Criterion Impact on selection Example
Presence of named Pungent “Microsoft launched Azure AI in 2023”
Structured format (table, list, aside) Strong <table><Tr><td>ERP</td><td>Price</td>
Vector proximity to the query Essential > cosine_similarity 0.82
Intra-pass Moderate Transition without thematic break
Performance Variable Passage already clicked or validated by RLHF

 

Algorithmic personalization: every search is unique

The user is no longer an anonymous session: he becomes a user embedding. This profile vector is calculated via its queries, clicks, favorites, Gmail history, Maps, YouTube. This vector influences:

  • Rewording of the request
  • Prioritization of documents
  • Formatting the response (tone, length, format)

This means that two people, one second apart, will get two different AI Mode responses for the same query. SEO becomes a strategy for presence in individual vector universes . For brands, this means not only occupying the general semantic territory, but also multiplying the points of contact with formats adapted to standard profiles (short, technical, popularized, infographics, etc.).

Towards a semantic brand strategy

The modern company must think of its presence not as a series of positions in Google, but as an algorithmic presence in the semantic space. This involves integrating one’s brand into the cognitive structures of the model: repeated mentions in qualitative contexts, co-occurrence with major thematic entities, integration into documents well noted by the models.

This also requires an overhaul of traditional indicators. We will no longer only talk about organic visibility, but about:

  • Frequency of appearance in the generated responses (SGE tracking)
  • Vector voice share (alignment between brand embedding and those of market queries)
  • Implied citation tracking (brand tracking without hyperlink)

We are talking about algorithmic PR : influencing models, not journalists. And this requires in-depth work, on the content, the format, the linking and above all the regularity in the structuring of the identity signals.

Methodology: how to measure your AI Mode visibility?

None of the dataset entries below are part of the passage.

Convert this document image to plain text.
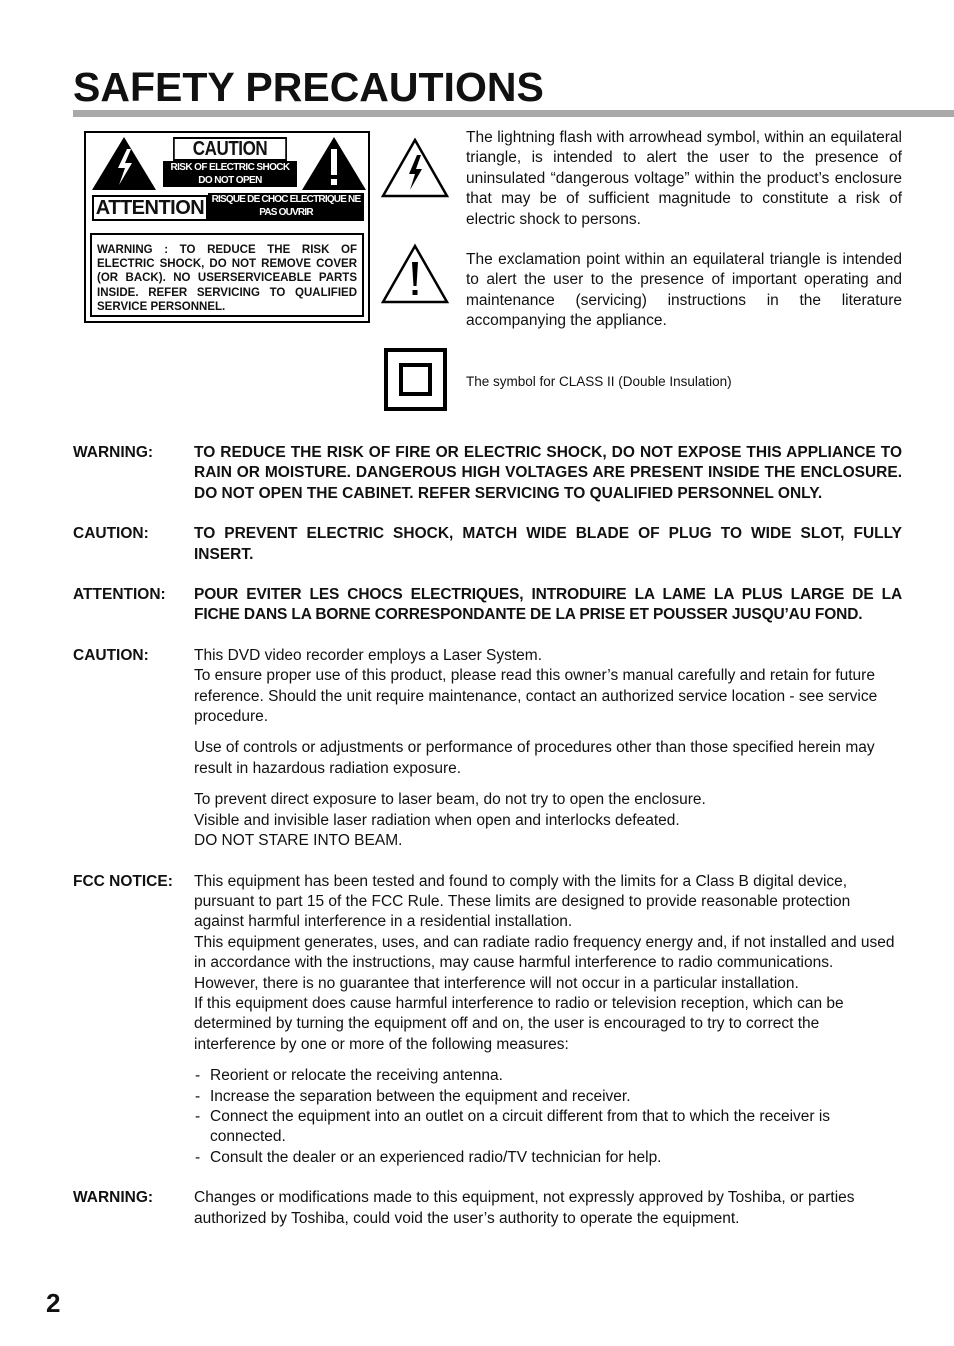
SAFETY PRECAUTIONS
CAUTION
RISK OF ELECTRIC SHOCK
DO NOT OPEN
ATTENTION RISQUE DE CHOC ELECTRIQUE NE
PAS OUVRIR
WARNING : TO REDUCE THE RISK OF ELECTRIC SHOCK, DO NOT REMOVE COVER (OR BACK). NO USERSERVICEABLE PARTS INSIDE. REFER SERVICING TO QUALIFIED SERVICE PERSONNEL.

The lightning flash with arrowhead symbol, within an equilateral triangle, is intended to alert the user to the presence of uninsulated “dangerous voltage” within the product’s enclosure that may be of sufficient magnitude to constitute a risk of electric shock to persons.

The exclamation point within an equilateral triangle is intended to alert the user to the presence of important operating and maintenance (servicing) instructions in the literature accompanying the appliance.

The symbol for CLASS II (Double Insulation)

WARNING:	TO REDUCE THE RISK OF FIRE OR ELECTRIC SHOCK, DO NOT EXPOSE THIS APPLIANCE TO RAIN OR MOISTURE. DANGEROUS HIGH VOLTAGES ARE PRESENT INSIDE THE ENCLOSURE. DO NOT OPEN THE CABINET. REFER SERVICING TO QUALIFIED PERSONNEL ONLY.
CAUTION:	TO PREVENT ELECTRIC SHOCK, MATCH WIDE BLADE OF PLUG TO WIDE SLOT, FULLY INSERT.
ATTENTION:	POUR EVITER LES CHOCS ELECTRIQUES, INTRODUIRE LA LAME LA PLUS LARGE DE LA FICHE DANS LA BORNE CORRESPONDANTE DE LA PRISE ET POUSSER JUSQU’AU FOND.
CAUTION:	This DVD video recorder employs a Laser System.
To ensure proper use of this product, please read this owner’s manual carefully and retain for future reference. Should the unit require maintenance, contact an authorized service location - see service procedure.
Use of controls or adjustments or performance of procedures other than those specified herein may result in hazardous radiation exposure.
To prevent direct exposure to laser beam, do not try to open the enclosure.
Visible and invisible laser radiation when open and interlocks defeated.
DO NOT STARE INTO BEAM.
FCC NOTICE:	This equipment has been tested and found to comply with the limits for a Class B digital device, pursuant to part 15 of the FCC Rule. These limits are designed to provide reasonable protection against harmful interference in a residential installation.
This equipment generates, uses, and can radiate radio frequency energy and, if not installed and used in accordance with the instructions, may cause harmful interference to radio communications.
However, there is no guarantee that interference will not occur in a particular installation.
If this equipment does cause harmful interference to radio or television reception, which can be determined by turning the equipment off and on, the user is encouraged to try to correct the interference by one or more of the following measures:
- Reorient or relocate the receiving antenna.
- Increase the separation between the equipment and receiver.
- Connect the equipment into an outlet on a circuit different from that to which the receiver is connected.
- Consult the dealer or an experienced radio/TV technician for help.
WARNING:	Changes or modifications made to this equipment, not expressly approved by Toshiba, or parties authorized by Toshiba, could void the user’s authority to operate the equipment.
2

The measurement becomes experimental. Some recommended practices:

  • Query tested from multiple profiles (incognito, active Gmail account, Android device)
  • Observation of passages used in AI Mode (via SGE export or log analysis)
  • Semantic analysis with LangChain, Haystack, RAGStack or Vertex AI Search
  • Vector scoring with SentenceTransformer (paraphrase-mpnet-base-v2) or Gemini Embedding API

Tools such as PromptLayer, Traceloop or even frameworks such as LlamaIndex can help understand how a query is transmitted to the model, which documents are requested, and which parameters influence the final formulation.

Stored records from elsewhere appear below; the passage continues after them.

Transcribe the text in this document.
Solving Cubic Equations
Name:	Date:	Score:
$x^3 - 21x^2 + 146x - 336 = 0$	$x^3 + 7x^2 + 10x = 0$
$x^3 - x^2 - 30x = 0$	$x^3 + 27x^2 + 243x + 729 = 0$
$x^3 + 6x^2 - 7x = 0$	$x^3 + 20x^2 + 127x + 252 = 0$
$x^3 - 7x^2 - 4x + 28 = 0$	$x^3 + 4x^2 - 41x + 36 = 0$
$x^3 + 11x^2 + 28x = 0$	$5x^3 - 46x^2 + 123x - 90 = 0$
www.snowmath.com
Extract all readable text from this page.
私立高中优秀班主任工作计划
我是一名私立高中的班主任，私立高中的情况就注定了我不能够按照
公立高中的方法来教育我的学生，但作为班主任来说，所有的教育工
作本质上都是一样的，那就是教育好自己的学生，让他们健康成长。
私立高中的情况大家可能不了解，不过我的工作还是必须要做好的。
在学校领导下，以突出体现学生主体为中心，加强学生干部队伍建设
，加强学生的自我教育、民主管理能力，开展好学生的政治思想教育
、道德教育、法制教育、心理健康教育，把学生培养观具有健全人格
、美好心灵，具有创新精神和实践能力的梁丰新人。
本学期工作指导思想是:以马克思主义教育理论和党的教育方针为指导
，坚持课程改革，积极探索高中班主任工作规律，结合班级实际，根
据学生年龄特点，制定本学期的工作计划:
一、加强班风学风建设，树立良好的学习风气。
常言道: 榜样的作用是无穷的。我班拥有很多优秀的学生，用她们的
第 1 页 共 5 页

A good indicator remains the semantic footprint : the number of times a domain is mobilized, in various queries, through several response formats (table, citation, summary, diagram).

And therefore – model rather than manipulate

 

Google doesn’t destroy the web. He recomposes it in vector form. The challenge is immense, but the opportunity is even greater. For those who will understand that writing is no longer enough, that it is necessary to structure, vectorize, model.

Today’s SEO is a game on several levels: content, architecture, PR, prompt engineering… but above all understanding the models. It is a war of layers, formats, identity signals, and granularity.

The best strategy is no longer to manipulate the algorithm, but to make it easier to reason. By feeding its middle layers, by marking the ground so that it selects you naturally, without forcing or cheating.

The greatest danger is not AI. It’s to keep doing SEO as if we were in 2015.